Superior Tribunal de Justiça

Acórdão

Relator(a)
Ministro Jesuíno Rissato
Órgão julgador
Quinta Turma
Data do julgamento
08/02/2022
Data de publicação
23/02/2022

STJ – Acórdão, Rel. Ministro Jesuíno Rissato, Quinta Turma, j. 08/02/2022, p. 23/02/2022

Ementa

AGRAVO REGIMENTAL EM HABEAS CORPUS. HOMICÍDIO QUALIFICADO. PRISÃO PREVENTIVA. SEGREGAÇÃO CAUTELAR. GARANTIA DA ORDEM PÚBLICA. FUNDADO RECEIO DE REITERAÇÃO DELITIVA. MEDIDAS CAUTELARES DIVERSAS. IMPOSSIBLIDADE. PREPONDERANTES OS FUNDAMENTOS PARA MANUTENÇÃO DA PRISÃO. INEXISTÊNCIA DE NOVOS ARGUMENTOS APTOS A DESCONSTITUIR A DECISÃO IMPUGNADA. AGRAVO REGIMENTAL DESPROVIDO. I - A segregação cautelar deve ser considerada exceção, já que tal medida constritiva só se justifica caso demonstrada sua real indispensabilidade para assegurar a ordem pública, a instrução criminal ou a aplicação da lei penal, ex vi do artigo 312 do Código de Processo Penal.

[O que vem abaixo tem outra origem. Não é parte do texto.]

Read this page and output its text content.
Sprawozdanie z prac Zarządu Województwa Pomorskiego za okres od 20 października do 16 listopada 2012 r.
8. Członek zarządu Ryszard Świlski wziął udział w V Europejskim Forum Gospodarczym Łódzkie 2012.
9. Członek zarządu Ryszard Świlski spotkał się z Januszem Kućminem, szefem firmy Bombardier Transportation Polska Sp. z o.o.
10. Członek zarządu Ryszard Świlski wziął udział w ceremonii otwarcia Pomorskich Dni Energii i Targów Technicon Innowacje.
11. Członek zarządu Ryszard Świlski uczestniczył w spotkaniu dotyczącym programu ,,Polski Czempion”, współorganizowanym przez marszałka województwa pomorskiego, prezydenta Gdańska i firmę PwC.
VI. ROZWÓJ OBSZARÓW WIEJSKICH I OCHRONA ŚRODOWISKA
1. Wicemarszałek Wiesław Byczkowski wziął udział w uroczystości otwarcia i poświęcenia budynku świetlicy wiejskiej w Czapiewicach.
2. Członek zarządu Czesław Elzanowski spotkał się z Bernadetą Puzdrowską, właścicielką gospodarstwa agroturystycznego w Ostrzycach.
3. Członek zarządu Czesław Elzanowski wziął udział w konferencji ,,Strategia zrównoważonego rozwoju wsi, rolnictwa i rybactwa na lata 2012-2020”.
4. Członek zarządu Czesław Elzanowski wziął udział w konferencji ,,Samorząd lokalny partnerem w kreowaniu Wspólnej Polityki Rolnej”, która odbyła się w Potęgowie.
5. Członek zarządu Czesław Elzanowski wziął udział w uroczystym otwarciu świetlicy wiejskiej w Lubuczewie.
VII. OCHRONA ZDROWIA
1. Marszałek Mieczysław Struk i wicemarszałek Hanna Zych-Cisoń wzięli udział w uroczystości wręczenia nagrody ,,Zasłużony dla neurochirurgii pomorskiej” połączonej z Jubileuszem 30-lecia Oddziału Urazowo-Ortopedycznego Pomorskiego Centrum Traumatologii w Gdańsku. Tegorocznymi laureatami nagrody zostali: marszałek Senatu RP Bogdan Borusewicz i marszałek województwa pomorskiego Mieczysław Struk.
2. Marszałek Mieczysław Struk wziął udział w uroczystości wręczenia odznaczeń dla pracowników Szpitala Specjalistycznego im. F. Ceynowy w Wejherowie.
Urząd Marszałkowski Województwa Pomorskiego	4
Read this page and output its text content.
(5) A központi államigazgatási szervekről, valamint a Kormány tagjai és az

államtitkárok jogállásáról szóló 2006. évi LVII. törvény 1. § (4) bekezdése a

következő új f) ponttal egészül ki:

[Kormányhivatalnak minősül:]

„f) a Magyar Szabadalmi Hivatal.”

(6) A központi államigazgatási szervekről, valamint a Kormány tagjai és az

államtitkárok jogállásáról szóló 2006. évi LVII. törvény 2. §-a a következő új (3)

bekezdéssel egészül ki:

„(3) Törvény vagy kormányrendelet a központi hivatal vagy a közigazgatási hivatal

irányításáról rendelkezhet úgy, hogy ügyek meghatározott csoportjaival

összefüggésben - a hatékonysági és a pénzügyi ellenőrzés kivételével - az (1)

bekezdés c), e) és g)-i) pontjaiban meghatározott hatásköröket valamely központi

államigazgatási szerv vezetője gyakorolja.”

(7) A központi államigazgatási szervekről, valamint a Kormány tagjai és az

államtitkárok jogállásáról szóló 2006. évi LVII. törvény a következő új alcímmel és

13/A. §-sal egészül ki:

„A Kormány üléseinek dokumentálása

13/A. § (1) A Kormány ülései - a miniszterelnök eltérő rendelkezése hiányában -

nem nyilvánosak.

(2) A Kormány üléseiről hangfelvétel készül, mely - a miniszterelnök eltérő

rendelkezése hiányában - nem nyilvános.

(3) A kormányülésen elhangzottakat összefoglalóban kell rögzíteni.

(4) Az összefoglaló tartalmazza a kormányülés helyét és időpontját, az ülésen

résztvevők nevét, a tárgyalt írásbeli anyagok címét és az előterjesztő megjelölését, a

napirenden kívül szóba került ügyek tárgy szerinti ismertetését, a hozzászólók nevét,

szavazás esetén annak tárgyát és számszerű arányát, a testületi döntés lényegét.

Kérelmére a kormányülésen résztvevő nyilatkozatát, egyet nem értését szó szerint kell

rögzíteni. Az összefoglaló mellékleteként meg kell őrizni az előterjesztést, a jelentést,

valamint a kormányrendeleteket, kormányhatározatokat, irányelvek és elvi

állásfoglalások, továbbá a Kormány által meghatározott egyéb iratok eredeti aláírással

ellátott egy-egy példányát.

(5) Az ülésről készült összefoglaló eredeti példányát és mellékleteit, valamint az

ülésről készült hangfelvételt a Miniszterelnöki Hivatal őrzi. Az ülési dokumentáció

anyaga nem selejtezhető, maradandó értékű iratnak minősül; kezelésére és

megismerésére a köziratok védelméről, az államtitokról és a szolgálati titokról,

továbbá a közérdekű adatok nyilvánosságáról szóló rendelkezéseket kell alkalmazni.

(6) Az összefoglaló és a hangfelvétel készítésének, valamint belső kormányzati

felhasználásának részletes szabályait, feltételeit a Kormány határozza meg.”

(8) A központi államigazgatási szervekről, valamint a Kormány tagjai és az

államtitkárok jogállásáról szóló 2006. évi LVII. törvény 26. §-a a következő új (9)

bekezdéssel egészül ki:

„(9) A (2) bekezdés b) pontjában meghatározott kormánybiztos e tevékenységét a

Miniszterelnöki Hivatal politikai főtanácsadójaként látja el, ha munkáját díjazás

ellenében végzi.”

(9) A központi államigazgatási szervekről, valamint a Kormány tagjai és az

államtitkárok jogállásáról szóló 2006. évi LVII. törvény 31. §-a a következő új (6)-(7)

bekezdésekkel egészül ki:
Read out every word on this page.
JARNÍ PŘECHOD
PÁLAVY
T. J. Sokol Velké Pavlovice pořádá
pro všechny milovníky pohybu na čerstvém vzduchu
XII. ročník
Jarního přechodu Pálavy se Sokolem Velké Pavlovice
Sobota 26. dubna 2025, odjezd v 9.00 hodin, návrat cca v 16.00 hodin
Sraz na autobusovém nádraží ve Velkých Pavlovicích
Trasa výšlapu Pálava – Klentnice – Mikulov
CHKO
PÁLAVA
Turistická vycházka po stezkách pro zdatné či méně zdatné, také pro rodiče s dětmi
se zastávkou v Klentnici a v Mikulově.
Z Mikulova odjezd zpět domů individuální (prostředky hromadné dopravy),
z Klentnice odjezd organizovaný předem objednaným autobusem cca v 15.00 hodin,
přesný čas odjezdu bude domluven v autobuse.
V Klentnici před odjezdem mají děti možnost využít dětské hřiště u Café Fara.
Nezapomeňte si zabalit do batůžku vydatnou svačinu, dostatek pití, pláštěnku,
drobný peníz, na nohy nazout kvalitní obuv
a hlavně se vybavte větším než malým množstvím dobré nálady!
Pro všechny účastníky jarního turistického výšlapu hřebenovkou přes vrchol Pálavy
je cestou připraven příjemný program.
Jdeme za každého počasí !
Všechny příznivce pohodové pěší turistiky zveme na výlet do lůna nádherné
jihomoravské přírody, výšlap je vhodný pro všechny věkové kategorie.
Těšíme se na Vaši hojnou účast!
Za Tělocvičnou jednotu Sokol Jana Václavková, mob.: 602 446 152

II - Na hipótese, o decreto prisional, mantido pelos mesmo fundamentos pela sentença condenatória, encontra-se devidamente fundamentado em dados concretos extraídos dos autos, que evidenciam que a liberdade do ora Agravante acarretaria risco à ordem pública, "em razão da gravidade concreta da conduta e da periculosidade imputada ao ora recorrente, ante o modus operandi empregado na execução do delito pois, consta dos autos, a frieza do acusado bem como a intenção de fuga, uma vez que 'policiais Militares viram duas malas vazias em cima da cama do autuado, prontas para utilização', no momento do flagrante", circunstâncias que revelam um maior desvalor da conduta perpetrada a indispensabilidade da imposição da medida extrema. III - As instâncias precedentes, ao avaliarem a possiblidade de concessão das medidas do art. 319 do CPP, entenderam preponderantes os fundamentos que justificam a segregação cautelar do paciente, ante o perigo à ordem pública gerado por sua liberdade, razão pela qual deve ser mantida a medida cautelar extrema imposta ao agravante. IV - É assente nesta Corte Superior que o agravo regimental deve trazer novos argumentos capazes de alterar o entendimento anteriormente firmado, sob pena de ser mantida a r. decisão vergastada pelos próprios fundamentos. Precedentes. Agravo regimental desprovido. (AgRg no RHC n. 157.500/ES, relator Ministro Jesuíno Rissato (Desembargador Convocado do TJDFT), Quinta Turma, julgado em 8/2/2022, DJe de 23/2/2022.)